Phages were isolated from 20 samples of barn flush water collected from four dairy herds located in the Zona da Mata region, in the state of Minas Gerais, Brazil (21°45'51"S, 43°20'59"W). The enrichment culture method described by Cerveny et al. (2002), with some modifications, was used for phage isolation. Each sample of barn flush water was clarified by centrifugation at 3,000 g for 10 min, and supernatants were filtered through 0.45-μm pore membranes. A total of 1.0 mL filtrate was added to 100 mL Brain Heart Infusion broth (DIFCO, Becton, Dickinson and Company, Franklin Lakes, NJ, USA) with a mixed culture of three S. aureus strains used for enrichment, being centrifuged and filtered through 0.22-μm pore membranes after incubation for 48 hours at 37ºC. The double-layer method was used for all phage detections, isolations, and purifications, as in Green & Sambrook (2012), and clear lysis zones were interpreted as a positive result. Serial dilutions were performed to obtain single phage plaques, which were propagated three times by this method to ensure the purity of the phage cultures.

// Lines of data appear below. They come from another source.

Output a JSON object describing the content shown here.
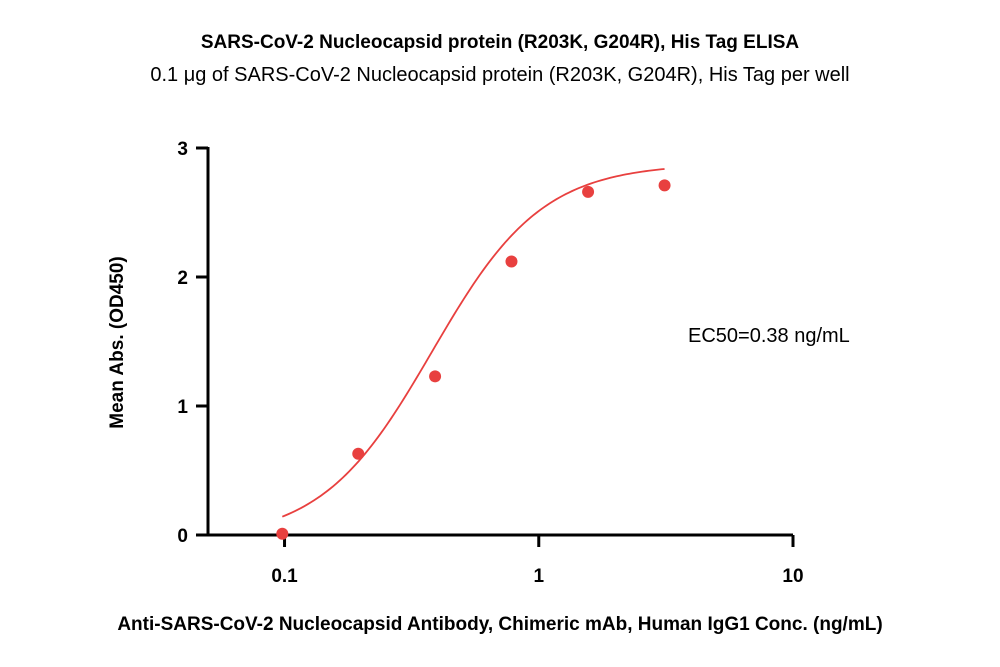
{
  "chart_data": {
    "type": "scatter",
    "title": "SARS-CoV-2 Nucleocapsid protein (R203K, G204R), His Tag ELISA",
    "subtitle": "0.1 μg of SARS-CoV-2 Nucleocapsid protein (R203K, G204R), His Tag per well",
    "xlabel": "Anti-SARS-CoV-2 Nucleocapsid Antibody, Chimeric mAb, Human IgG1 Conc. (ng/mL)",
    "ylabel": "Mean Abs. (OD450)",
    "x_scale": "log",
    "xlim": [
      0.05,
      10
    ],
    "ylim": [
      0,
      3
    ],
    "x_ticks": [
      0.1,
      1,
      10
    ],
    "x_tick_labels": [
      "0.1",
      "1",
      "10"
    ],
    "y_ticks": [
      0,
      1,
      2,
      3
    ],
    "y_tick_labels": [
      "0",
      "1",
      "2",
      "3"
    ],
    "grid": false,
    "colors": {
      "series": "#e8403f",
      "axis": "#000000"
    },
    "series": [
      {
        "points": [
          {
            "x": 0.098,
            "y": 0.01
          },
          {
            "x": 0.195,
            "y": 0.63
          },
          {
            "x": 0.391,
            "y": 1.23
          },
          {
            "x": 0.781,
            "y": 2.12
          },
          {
            "x": 1.563,
            "y": 2.66
          },
          {
            "x": 3.125,
            "y": 2.71
          }
        ],
        "fit": {
          "model": "4PL",
          "bottom": -0.04,
          "top": 2.88,
          "ec50": 0.38,
          "hill": 2.0,
          "x_range": [
            0.098,
            3.125
          ]
        }
      }
    ],
    "annotation": "EC50=0.38 ng/mL"
  }
}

The host range of the isolated phages was determined by the classical spot-test assay, according to Adams (1959). Each phage was tested three times against 100 S. aureus strains - 64 from the milk of cows with clinical or subclinical mastitis, 23 from bulk milk cooling tanks, and 13 from “Minas Frescal” cheese -, as well as against Escherichia coli ATCC 25922, Listeria monocytogenes ATCC 19117, and Streptococcus agalactiae ATCC 12386, belonging to the bacteria collection of Embrapa Gado de Leite, located in the municipality of Juiz de Fora, in the state of Minas Gerais, Brazil. Target bacterial lawns were prepared with overnight cultures on Brain Heart Infusion agar (DIFCO, Becton, Dickinson and Company, Franklin Lakes, NJ, USA) plates, and 10 μL purified phages (108 pfu mL-1) were spotted. Plates were incubated at 37°C, overnight, and the appearance of clear zones around the point of application was considered as the ability to lyse that strain.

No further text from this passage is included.